Code of the District of Columbia

§ 1–1171.02. Political activity authorized; prohibitions.

(a) An employee may take an active part in political management or in political campaigns; provided, that an employee shall not:

(1) Use his or her official authority or influence for the purpose of interfering with or affecting the result of an election;

(2) Knowingly solicit, accept, or receive a political contribution from any person, except if the employee has filed as a candidate for political office;

(3) File as a candidate for election to a partisan political office; or

(4) Knowingly direct, or authorize anyone else to direct, that any subordinate employee participate in an election campaign or request a subordinate to make a political contribution.
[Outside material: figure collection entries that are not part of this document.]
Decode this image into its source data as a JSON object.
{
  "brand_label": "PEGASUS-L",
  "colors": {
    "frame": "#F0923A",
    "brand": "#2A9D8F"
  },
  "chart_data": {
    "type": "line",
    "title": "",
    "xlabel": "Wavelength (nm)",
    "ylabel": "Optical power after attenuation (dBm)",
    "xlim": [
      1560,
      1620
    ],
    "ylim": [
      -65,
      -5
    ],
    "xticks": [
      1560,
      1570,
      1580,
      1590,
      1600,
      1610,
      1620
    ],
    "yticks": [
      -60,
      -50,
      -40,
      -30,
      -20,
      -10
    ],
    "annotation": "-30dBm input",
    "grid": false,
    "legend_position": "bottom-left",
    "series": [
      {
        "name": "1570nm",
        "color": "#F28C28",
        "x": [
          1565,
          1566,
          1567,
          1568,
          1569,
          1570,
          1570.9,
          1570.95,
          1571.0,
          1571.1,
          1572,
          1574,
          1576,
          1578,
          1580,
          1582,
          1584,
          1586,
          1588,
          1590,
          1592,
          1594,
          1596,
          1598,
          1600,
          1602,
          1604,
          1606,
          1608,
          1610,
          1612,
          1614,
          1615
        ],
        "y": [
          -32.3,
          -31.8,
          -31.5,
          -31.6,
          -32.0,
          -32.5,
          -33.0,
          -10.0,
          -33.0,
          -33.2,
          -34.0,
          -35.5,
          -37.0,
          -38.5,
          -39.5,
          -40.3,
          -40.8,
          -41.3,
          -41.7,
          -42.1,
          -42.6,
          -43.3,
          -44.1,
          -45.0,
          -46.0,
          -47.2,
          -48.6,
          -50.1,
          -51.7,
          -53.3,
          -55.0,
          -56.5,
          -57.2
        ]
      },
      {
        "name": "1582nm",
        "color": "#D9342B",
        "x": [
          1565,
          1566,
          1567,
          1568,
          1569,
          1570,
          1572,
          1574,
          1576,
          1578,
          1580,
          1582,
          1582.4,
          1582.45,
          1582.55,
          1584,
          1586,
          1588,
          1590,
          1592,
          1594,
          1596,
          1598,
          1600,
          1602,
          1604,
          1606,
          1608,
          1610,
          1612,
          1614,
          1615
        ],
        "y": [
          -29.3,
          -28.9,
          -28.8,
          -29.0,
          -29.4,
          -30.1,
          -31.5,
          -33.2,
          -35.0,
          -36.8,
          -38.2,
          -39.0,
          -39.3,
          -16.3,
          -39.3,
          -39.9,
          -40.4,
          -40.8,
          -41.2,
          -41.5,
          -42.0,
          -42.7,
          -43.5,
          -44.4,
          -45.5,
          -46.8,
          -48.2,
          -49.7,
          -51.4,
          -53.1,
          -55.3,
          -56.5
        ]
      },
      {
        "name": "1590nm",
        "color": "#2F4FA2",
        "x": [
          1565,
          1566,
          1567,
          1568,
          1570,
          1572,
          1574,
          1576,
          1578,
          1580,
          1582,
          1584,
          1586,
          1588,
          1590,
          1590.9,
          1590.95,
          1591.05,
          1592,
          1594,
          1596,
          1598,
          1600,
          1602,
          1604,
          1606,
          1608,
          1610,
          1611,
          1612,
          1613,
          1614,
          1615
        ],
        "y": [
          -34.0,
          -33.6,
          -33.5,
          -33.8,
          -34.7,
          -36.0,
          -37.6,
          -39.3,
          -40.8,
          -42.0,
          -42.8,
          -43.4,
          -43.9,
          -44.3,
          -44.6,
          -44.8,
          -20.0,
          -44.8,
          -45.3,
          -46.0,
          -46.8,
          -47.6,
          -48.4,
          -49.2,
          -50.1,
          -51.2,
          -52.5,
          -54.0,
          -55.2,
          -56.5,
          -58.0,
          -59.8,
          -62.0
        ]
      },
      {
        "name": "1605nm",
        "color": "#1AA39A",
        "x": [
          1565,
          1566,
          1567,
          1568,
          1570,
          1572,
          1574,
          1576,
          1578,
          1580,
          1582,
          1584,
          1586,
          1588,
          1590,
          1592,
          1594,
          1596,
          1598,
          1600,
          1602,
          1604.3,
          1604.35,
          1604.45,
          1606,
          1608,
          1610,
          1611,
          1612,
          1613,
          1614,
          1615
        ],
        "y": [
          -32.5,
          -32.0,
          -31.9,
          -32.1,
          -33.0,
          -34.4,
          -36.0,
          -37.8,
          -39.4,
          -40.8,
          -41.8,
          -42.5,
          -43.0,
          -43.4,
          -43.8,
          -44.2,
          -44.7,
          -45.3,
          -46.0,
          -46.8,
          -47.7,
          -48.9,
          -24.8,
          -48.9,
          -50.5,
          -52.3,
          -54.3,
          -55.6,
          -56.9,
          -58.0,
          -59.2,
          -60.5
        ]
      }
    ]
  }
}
(b) The Mayor, the Attorney General, and each member of the Council may designate one employee while on annual or unpaid leave to perform any of the functions described in subsection (a)(2) of this section; provided, that:

(1) The employee shall not perform the functions while the employee is on duty or in any room or building occupied in the discharge of official duties in the District government, including any agency or instrumentality thereof;

(1A) The employee may only perform these functions for a principal campaign committee, exploratory committee, or transition committee;

(2) Any designation pursuant to this subsection shall be made in writing by the Mayor and the Attorney General to the Secretary of the District of Columbia and by any member of the Council to the Secretary to the Council;

(3)(A) Any designated employee shall file a report, in a form as prescribed by the Board, with the Board within 15 days after being designated.

(B) The report shall identify only the employee's name, the name of the person who designated the employee, and the name of the principal campaign committee, exploratory committee, or transition committee for which the employee is designated.

(C) The Board shall, on its website, identify each designated employee, and for each designated employee shall identify the name of the person who designated the employee, as well as the name of the principal campaign committee, exploratory committee, or transition committee for which the employee is designated.

(D) The report required by this paragraph shall be in addition to any disclosure required under § 1-1162.24 or § 1-1162.25; and

(4) The Mayor, the Attorney General, and the Council shall issue standards of conduct implementing this subsection.

(c) Repealed.


(Mar. 31, 2011, D.C. Law 18-335, § 3, 58 DCR 599; Feb. 22, 2014, D.C. Law 20-80, § 2(b), 61 DCR 169; Oct. 8, 2016, D.C. Law 21-160, § 3094, 63 DCR 10775; Mar. 13, 2019, D.C. Law 22-250, § 7, 66 DCR 985.)

Effect of Amendments

The 2014 amendment by D.C. Law 20-80, substituted “§ 1-1162.24” for “§ 1-1106.02” in (b)(3); and repealed (c).

Applicability

Applicability of D.C. Law 22-250: § 10 of D.C. Law 22-250 provided that the change made to this section by § 7 of D.C. Law 22-250 is subject to the inclusion of the law’s fiscal effect in an approved budget and financial plan. Therefore that amendment has not been implemented.

Emergency Legislation

For temporary (90 days) amendment of this section, see § 2(b) of the Prohibition on Government Employee Engagement in Political Activity Emergency Amendment Act of 2013 (D.C. Act 20-25, March 7, 2013, 60 DCR 3986, 20 DCSTAT 485).

For temporary (90 days) amendment of this section, see § 2(b) of the Prohibition on Government Employee Engagement in Political Activity Congressional Review Emergency Amendment Act of 2013 (D.C. Act 20-231, December 20, 2013, 61 DCR 3, 20 DCSTAT 2633).

Temporary Legislation

For temporary (225 days) amendment of this section, see § 2(b) of the Prohibition on Government Employee Engagement in Political Activity Temporary Amendment Act of 2013 (D.C. Law 20-4, May 18, 2013, 60 DCR 4624, 20 DCSTAT 1268).